Reise in ein fiktives Land
Das Buch "Molwanien - Land des schadhaften Lächelns" erfreut die Herzen aller Freunde des schrägen Humors. Denn Molwanien, angeblich ein kleines Land irgendwo in Osteuropa, ist eine reine Erfindung. Nun ist der fiktive Reiseführer auch als Hörbuch erschienen.

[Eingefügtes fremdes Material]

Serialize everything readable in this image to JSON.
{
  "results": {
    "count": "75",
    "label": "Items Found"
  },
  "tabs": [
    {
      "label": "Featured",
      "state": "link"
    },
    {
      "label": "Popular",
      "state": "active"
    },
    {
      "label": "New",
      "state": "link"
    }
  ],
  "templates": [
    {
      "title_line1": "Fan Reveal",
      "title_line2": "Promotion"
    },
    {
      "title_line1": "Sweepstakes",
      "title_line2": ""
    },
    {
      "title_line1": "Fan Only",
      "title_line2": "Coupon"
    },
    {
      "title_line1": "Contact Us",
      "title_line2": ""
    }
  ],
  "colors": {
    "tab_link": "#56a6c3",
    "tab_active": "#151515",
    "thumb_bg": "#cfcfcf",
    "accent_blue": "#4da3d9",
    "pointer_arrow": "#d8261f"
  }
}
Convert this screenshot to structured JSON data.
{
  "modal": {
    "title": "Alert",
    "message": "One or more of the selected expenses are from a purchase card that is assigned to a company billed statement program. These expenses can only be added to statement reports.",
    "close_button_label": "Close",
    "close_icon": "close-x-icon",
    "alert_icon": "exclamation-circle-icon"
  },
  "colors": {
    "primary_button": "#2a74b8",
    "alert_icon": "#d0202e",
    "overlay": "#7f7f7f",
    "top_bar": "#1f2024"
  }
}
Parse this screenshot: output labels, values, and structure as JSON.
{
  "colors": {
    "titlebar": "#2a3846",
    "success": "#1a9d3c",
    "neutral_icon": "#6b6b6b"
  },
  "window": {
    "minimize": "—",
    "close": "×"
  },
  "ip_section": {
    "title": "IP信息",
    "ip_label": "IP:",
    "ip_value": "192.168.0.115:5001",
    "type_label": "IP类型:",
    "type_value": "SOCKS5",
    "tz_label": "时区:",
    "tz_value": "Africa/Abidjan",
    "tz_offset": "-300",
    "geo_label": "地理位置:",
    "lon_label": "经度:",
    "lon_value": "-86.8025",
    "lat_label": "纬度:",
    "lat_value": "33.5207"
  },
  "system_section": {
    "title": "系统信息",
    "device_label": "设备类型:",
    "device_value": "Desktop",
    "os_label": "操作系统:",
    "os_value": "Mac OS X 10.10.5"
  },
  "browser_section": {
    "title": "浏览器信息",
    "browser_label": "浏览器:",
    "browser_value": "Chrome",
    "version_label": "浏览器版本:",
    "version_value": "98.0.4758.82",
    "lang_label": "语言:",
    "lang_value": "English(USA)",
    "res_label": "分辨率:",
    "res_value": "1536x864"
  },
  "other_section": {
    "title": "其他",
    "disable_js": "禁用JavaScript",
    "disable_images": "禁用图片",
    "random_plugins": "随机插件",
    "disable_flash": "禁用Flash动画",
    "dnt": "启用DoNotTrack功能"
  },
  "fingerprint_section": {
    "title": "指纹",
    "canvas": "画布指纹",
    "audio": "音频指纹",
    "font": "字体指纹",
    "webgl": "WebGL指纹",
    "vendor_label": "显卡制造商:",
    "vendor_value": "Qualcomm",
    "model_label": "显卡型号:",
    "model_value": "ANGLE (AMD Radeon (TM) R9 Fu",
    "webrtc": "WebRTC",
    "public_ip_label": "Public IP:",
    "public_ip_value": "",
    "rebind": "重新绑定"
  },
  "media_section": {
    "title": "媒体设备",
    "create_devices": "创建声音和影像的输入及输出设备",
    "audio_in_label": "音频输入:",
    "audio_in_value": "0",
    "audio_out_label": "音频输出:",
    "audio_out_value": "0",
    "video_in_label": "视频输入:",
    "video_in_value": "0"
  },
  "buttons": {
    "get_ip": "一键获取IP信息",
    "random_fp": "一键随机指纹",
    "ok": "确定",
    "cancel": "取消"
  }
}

"Slengrojh! – Slengrojh! Willkommen! "
Ja, willkommen in Molwanien! Denn das Reich, jahrzehntelang nur Kriegshistorikern und sowjetischen Drogenschmugglern bekannt war, öffnete seine Grenzen jetzt auch dem westlichen Touristen. Wobei - es könnte sein, dass Shakespeare schon von diesem Land sprach, als er schrieb:
"Verfemtes Reich, garstige Pockenhöhle, wo Elend sich vereint mit grimmem Los, und trüber Geist die Seele gar verödet. In der verruchten, wüsten Ebene. "
Allerdings sind sich die Shakespeare-Forscher nicht sicher, ob der Meister aus Stratford-on-Avon tatsächlich Molwanien meinte:
"Zwar ist die Republik Molwanien eines der kleinsten Länder Europas, doch hat sie dem anspruchsvollen Touristen viel zu bieten. Großartige Landschaften, prachtvolle neoklassizistische Architektur und Jahrhunderte der Hingabe an Kunst und Kultur sind zugegebenermaßen Mangelware. Der furchtlose Reisende wird in diesem einzigartigen, küstenfreien Nationalstaat jedoch viel zu seiner Erbauung finden. "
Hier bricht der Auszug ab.